When I arrived for the second visit on the morning of the next morning, the nurse told me that Susan was no longer agitated and was resting quietly in her bed. On this occasion, I used inner imaginative surrogate tapping for a while and then began tapping on myself for her while speaking very quietly. It seemed from the expression on her face that she knew I was doing something indefinable. I had her undivided attention; she kept her eyes riveted on mine during the whole time I was with her. I was using set-up phrases such as "Even though I, Susan, may feel helpless, I choose to be in control of my life and how I live it to the very end." I had the feeling that she was soaking up my words and that somehow her dying process was making more sense to her now.
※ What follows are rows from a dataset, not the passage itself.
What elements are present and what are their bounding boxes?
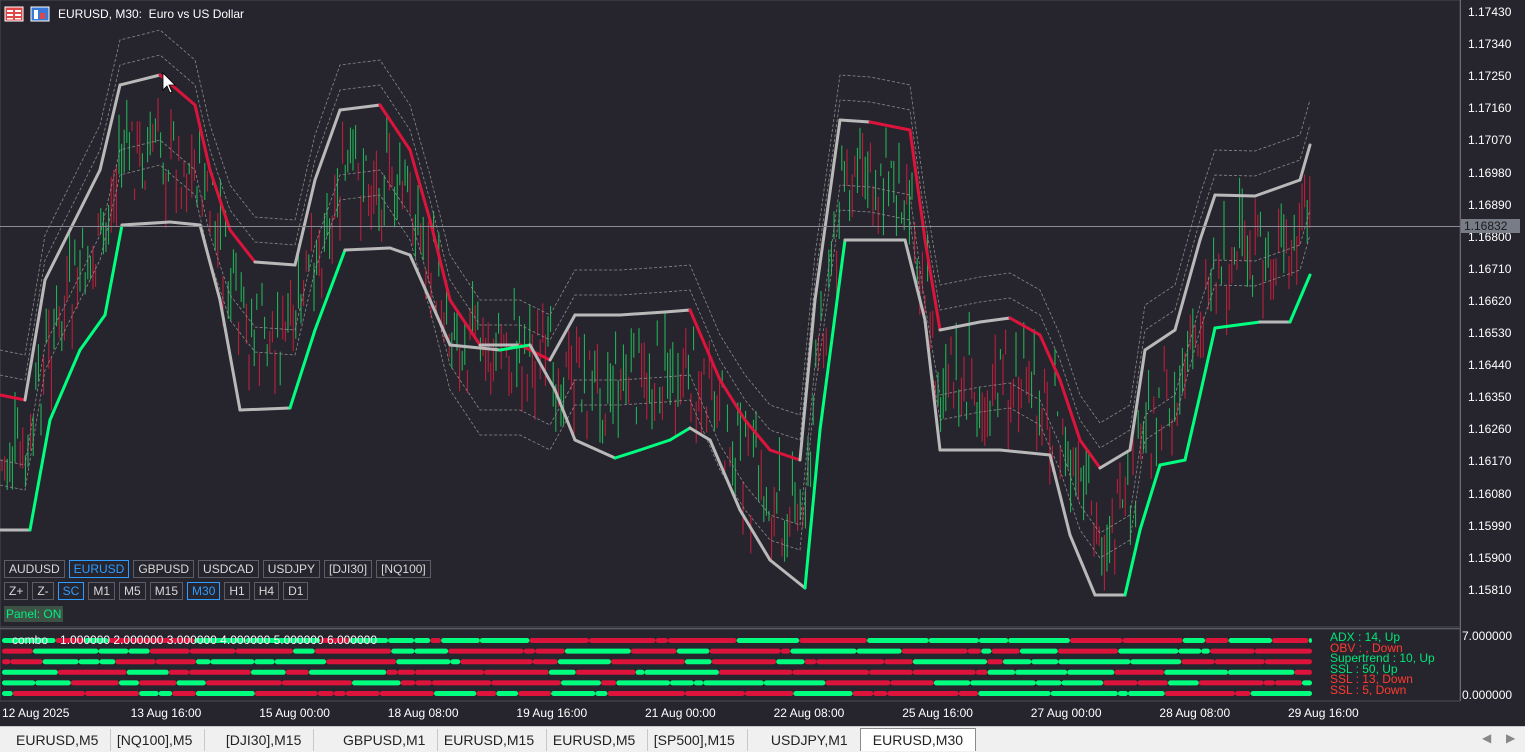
price-tick: 1.17070 bbox=[1468, 133, 1512, 148]
control-button[interactable]: SC bbox=[57, 582, 85, 600]
chart-window[interactable]: EURUSD, M30: Euro vs US Dollar 1.17430 1.… bbox=[0, 0, 1525, 726]
timeframe-button[interactable]: M15 bbox=[149, 582, 184, 600]
chart-tab[interactable]: [DJI30],M15 bbox=[214, 729, 315, 751]
price-tick: 1.16350 bbox=[1468, 390, 1512, 405]
chart-tab[interactable]: [NQ100],M5 bbox=[105, 729, 206, 751]
timeframe-button[interactable]: H4 bbox=[253, 582, 280, 600]
price-tick: 1.16170 bbox=[1468, 454, 1512, 469]
scroll-left-icon[interactable]: ◀ bbox=[1482, 731, 1491, 745]
timeframe-button[interactable]: M30 bbox=[187, 582, 221, 600]
chart-header: EURUSD, M30: Euro vs US Dollar bbox=[4, 5, 244, 23]
price-chart[interactable] bbox=[0, 0, 1525, 726]
timeframe-button[interactable]: D1 bbox=[283, 582, 309, 600]
time-tick: 28 Aug 08:00 bbox=[1159, 706, 1231, 720]
price-tick: 1.17250 bbox=[1468, 69, 1512, 84]
indicator-levels: 1.000000 2.000000 3.000000 4.000000 5.00… bbox=[60, 633, 378, 647]
chart-tab[interactable]: [SP500],M15 bbox=[642, 729, 748, 751]
chart-tab[interactable]: EURUSD,M15 bbox=[432, 729, 548, 751]
time-tick: 18 Aug 08:00 bbox=[387, 706, 459, 720]
price-tick: 1.17430 bbox=[1468, 5, 1512, 19]
chart-tab[interactable]: USDJPY,M1 bbox=[759, 729, 861, 751]
price-tick: 1.17160 bbox=[1468, 101, 1512, 116]
price-tick: 1.16620 bbox=[1468, 293, 1512, 308]
indicator-name: combo bbox=[12, 633, 49, 647]
price-tick: 1.16890 bbox=[1468, 197, 1512, 212]
price-tick: 1.16530 bbox=[1468, 326, 1512, 340]
subwindow-scale-max: 7.000000 bbox=[1462, 629, 1513, 643]
ssl-lines bbox=[0, 73, 1312, 597]
current-price-label: 1.16832 bbox=[1461, 219, 1520, 233]
time-tick: 25 Aug 16:00 bbox=[902, 706, 973, 720]
price-tick: 1.16980 bbox=[1468, 165, 1512, 180]
signal-entry: SSL : 5, Down bbox=[1330, 682, 1407, 697]
timeframe-button[interactable]: M1 bbox=[88, 582, 116, 600]
chart-tab[interactable]: EURUSD,M30 bbox=[859, 728, 977, 751]
symbol-button[interactable]: [NQ100] bbox=[376, 560, 431, 578]
symbol-button[interactable]: [DJI30] bbox=[324, 560, 373, 578]
time-tick: 13 Aug 16:00 bbox=[130, 706, 202, 720]
timeframe-button[interactable]: H1 bbox=[224, 582, 250, 600]
time-tick: 19 Aug 16:00 bbox=[516, 706, 588, 720]
price-tick: 1.17340 bbox=[1468, 37, 1512, 52]
price-tick: 1.16080 bbox=[1468, 486, 1512, 501]
price-tick: 1.16260 bbox=[1468, 422, 1512, 437]
time-tick: 12 Aug 2025 bbox=[2, 706, 70, 720]
price-tick: 1.16710 bbox=[1468, 261, 1512, 276]
time-tick: 22 Aug 08:00 bbox=[773, 706, 845, 720]
price-tick: 1.16440 bbox=[1468, 358, 1512, 373]
control-button[interactable]: Z+ bbox=[4, 582, 29, 600]
symbol-button[interactable]: USDJPY bbox=[262, 560, 321, 578]
chart-tab[interactable]: EURUSD,M5 bbox=[541, 729, 649, 751]
price-tick: 1.15900 bbox=[1468, 550, 1512, 565]
candlesticks bbox=[1, 98, 1311, 591]
chart-tab-bar: EURUSD,M5 [NQ100],M5 [DJI30],M15 GBPUSD,M1 E… bbox=[0, 726, 1525, 752]
control-button[interactable]: Z- bbox=[32, 582, 54, 600]
time-tick: 27 Aug 00:00 bbox=[1030, 706, 1102, 720]
grid-icon[interactable] bbox=[4, 6, 24, 22]
subwindow-scale-min: 0.000000 bbox=[1462, 688, 1513, 702]
scroll-right-icon[interactable]: ▶ bbox=[1506, 731, 1515, 745]
symbol-button[interactable]: GBPUSD bbox=[133, 560, 195, 578]
timeframe-button[interactable]: M5 bbox=[119, 582, 146, 600]
chart-title: EURUSD, M30: Euro vs US Dollar bbox=[58, 7, 245, 21]
panel-status-badge[interactable]: Panel: ON bbox=[4, 606, 64, 622]
time-tick: 21 Aug 00:00 bbox=[645, 706, 716, 720]
price-tick: 1.15810 bbox=[1468, 582, 1512, 597]
timeframe-buttons: Z+ Z- SC M1 M5 M15 M30 H1 H4 D1 bbox=[4, 582, 309, 600]
one-click-trading-icon[interactable] bbox=[30, 6, 50, 22]
time-tick: 29 Aug 16:00 bbox=[1288, 706, 1359, 720]
symbol-button[interactable]: AUDUSD bbox=[4, 560, 65, 578]
symbol-buttons: AUDUSD EURUSD GBPUSD USDCAD USDJPY [DJI30] [NQ… bbox=[4, 560, 431, 578]
chart-tab[interactable]: EURUSD,M5 bbox=[4, 729, 112, 751]
mouse-cursor-icon bbox=[162, 72, 176, 94]
symbol-button[interactable]: EURUSD bbox=[68, 560, 130, 578]
subwindow-legend: combo 1.000000 2.000000 3.000000 4.000000… bbox=[12, 633, 377, 647]
time-tick: 15 Aug 00:00 bbox=[259, 706, 330, 720]
price-tick: 1.15990 bbox=[1468, 518, 1512, 533]
symbol-button[interactable]: USDCAD bbox=[198, 560, 259, 578]
chart-tab[interactable]: GBPUSD,M1 bbox=[331, 729, 439, 751]
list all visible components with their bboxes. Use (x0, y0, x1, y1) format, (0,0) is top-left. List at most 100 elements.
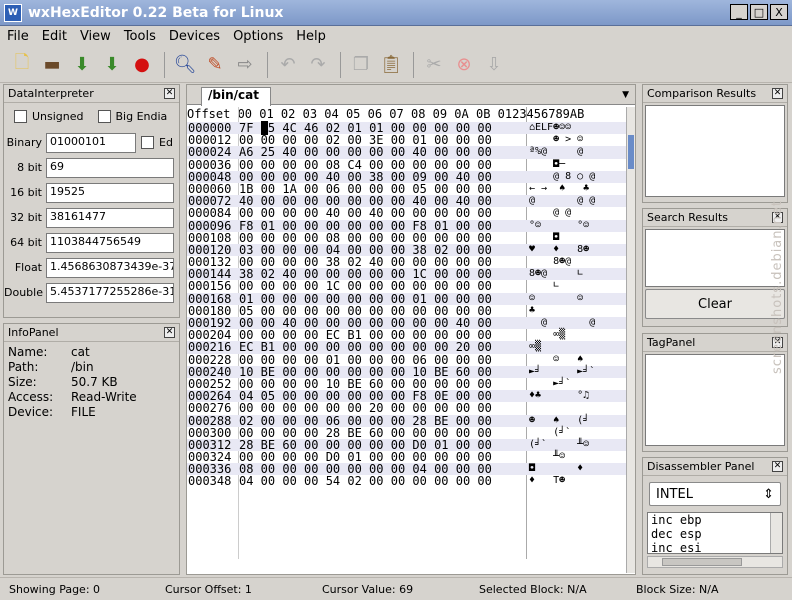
row-text[interactable]: ◘ (529, 232, 559, 244)
hex-row[interactable]: 000276 00 00 00 00 00 00 20 00 00 00 00 0… (187, 402, 627, 414)
paste-icon[interactable]: 📋︎ (377, 51, 405, 79)
row-text[interactable]: ♦ T☻ (529, 475, 565, 487)
row-text[interactable]: ☺ ♠ (529, 354, 583, 366)
row-text[interactable]: ← → ♠ ♣ (529, 183, 589, 195)
row-text[interactable]: ∟ (529, 280, 559, 292)
close-icon[interactable]: ✕ (164, 327, 175, 338)
save-icon[interactable]: ⬇ (68, 51, 96, 79)
close-icon[interactable]: ✕ (772, 461, 783, 472)
menu-view[interactable]: View (73, 29, 117, 44)
delete-icon[interactable]: ⊗ (450, 51, 478, 79)
tag-list[interactable] (645, 354, 785, 446)
row-text[interactable]: ☺ ☺ (529, 293, 583, 305)
menu-edit[interactable]: Edit (35, 29, 73, 44)
redo-icon[interactable]: ↷ (304, 51, 332, 79)
hex-row[interactable]: 000024 A6 25 40 00 00 00 00 00 40 00 00 0… (187, 146, 627, 159)
row-text[interactable]: 8☻@ ∟ (529, 268, 583, 280)
16bit-field[interactable]: 19525 (46, 182, 174, 203)
comparison-list[interactable] (645, 105, 785, 197)
row-text[interactable]: ∞▒ (529, 329, 565, 341)
save-as-icon[interactable]: ⬇ (98, 51, 126, 79)
row-text[interactable]: ╨☺ (529, 451, 565, 463)
row-text[interactable]: °☺ °☺ (529, 220, 589, 232)
tab-bin-cat[interactable]: /bin/cat (201, 87, 271, 106)
hex-row[interactable]: 000084 00 00 00 00 40 00 40 00 00 00 00 0… (187, 207, 627, 219)
row-hex-bytes[interactable]: A6 25 40 00 00 00 00 00 40 00 00 00 (239, 146, 492, 158)
maximize-button[interactable]: □ (750, 4, 768, 20)
float-field[interactable]: 1.4568630873439e-37 (46, 257, 174, 278)
edit-checkbox[interactable] (141, 136, 154, 149)
hex-row[interactable]: 000216 EC B1 00 00 00 00 00 00 00 00 20 0… (187, 341, 627, 354)
menu-help[interactable]: Help (289, 29, 332, 44)
unsigned-checkbox[interactable] (14, 110, 27, 123)
close-icon[interactable]: ✕ (772, 88, 783, 99)
close-button[interactable]: X (770, 4, 788, 20)
row-text[interactable]: @ @ @ (529, 195, 595, 207)
row-text[interactable]: (╛` ╨☺ (529, 439, 589, 451)
copy-icon[interactable]: ❐ (347, 51, 375, 79)
64bit-field[interactable]: 1103844756549 (46, 232, 174, 253)
binary-field[interactable]: 01000101 (46, 132, 136, 153)
horizontal-scrollbar[interactable] (647, 556, 783, 568)
close-file-icon[interactable]: ● (128, 51, 156, 79)
hex-row[interactable]: 000036 00 00 00 00 08 C4 00 00 00 00 00 0… (187, 158, 627, 171)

On my third visit on the next day, Susan remained asleep while I was there. I did silent surrogate work with her using the same type of set-up phrases as on previous days.

Two days later, I made my fourth visit to the nursing home. At 2:43 pm Susan died while I was at her side. (No relatives were with her.) I had almost stayed home that day because I was feeling rather unusual and couldn't quite figure out what was wrong. But I thumped my collar bone (CB) point and did some energy exercises and proceeded on to the nursing home anyway. I had arrived at about 1:45 pm, and she was labored in her breathing with set eyes and half closed eyelids, cold feet and the mottled coloring in the feet and lower legs, an indication that the body was systematically closing down. I knew it wouldn't be long. I held her hand for a while but then I felt she needed to be in her own space during this critical time. I spent most of my hour with her that day doing silent surrogate tapping for a painless and conscious death, and for her willingness to accept how she had lived in that physical body right up to the very last moment.

A short time later when her breathing pattern became more shallow, this indicated that she was actively dying. I bid her a joyous farewell. It was like I was her cheerleader as she moved on to another lifestyle. And I thanked her profusely for allowing me to be with her as she made her departure. And I kept remembering the ancient oriental belief that death in the physical body meant a birth into another body elsewhere.

After the head nurse had verified that there was no longer a pulse, she left the room to contact the family. I stayed with Susan's body for a while and continued my farewell language, praising her for what she had accomplished in life and inspiring her to recognize the sweetness of that place where she was headed. When I sensed her spirit was gone from the body, I gave her my final well wishes and left the room. During these last sacred moments with her, I felt that I had the privilege of sending her off to another phase or level of life elsewhere.

As I walked out of the nursing home to head towards home, it seemed as though she had left the building with me and accompanied me across the parking lot to my car. I sensed she was now saying her good-byes to me and sending me off to my life similar to what I had done with her. What a sense of freedom was in the air!

As I reported the death to the hospice staff by telephone after I had returned home, my supervisor said that Susan must have wanted me to be there at the end or it would not have happened that way.

Three hours later that same day, I laid down for a short nap, and when I awakened, I remembered that I had dreamed about a woman standing at the foot of my bed. It struck me that Susan wanted me to see who she now was and how she was - a very attractive auburn-haired woman (about 35 years old). Her beaming face was aimed skyward and her arms raised in jubilation as she appeared to be wholeheartedly accepting who she was now becoming.

Now I understood why I had been feeling somewhat different during those last few days. When I stopped to think about that sensation in my heart and linked it to Susan, it felt as though she had been my companion for a while, and I could actually feel that comradeship in my heart. In experiencing this dream, it was as if she were saying to me, "Yes, I did have control of how I felt and thought and acted until the very end (of that physical existence)." I knew that the memory of this precious dream would be forever imbedded in my consciousness - that jubilant sight of Susan moving on to her new life.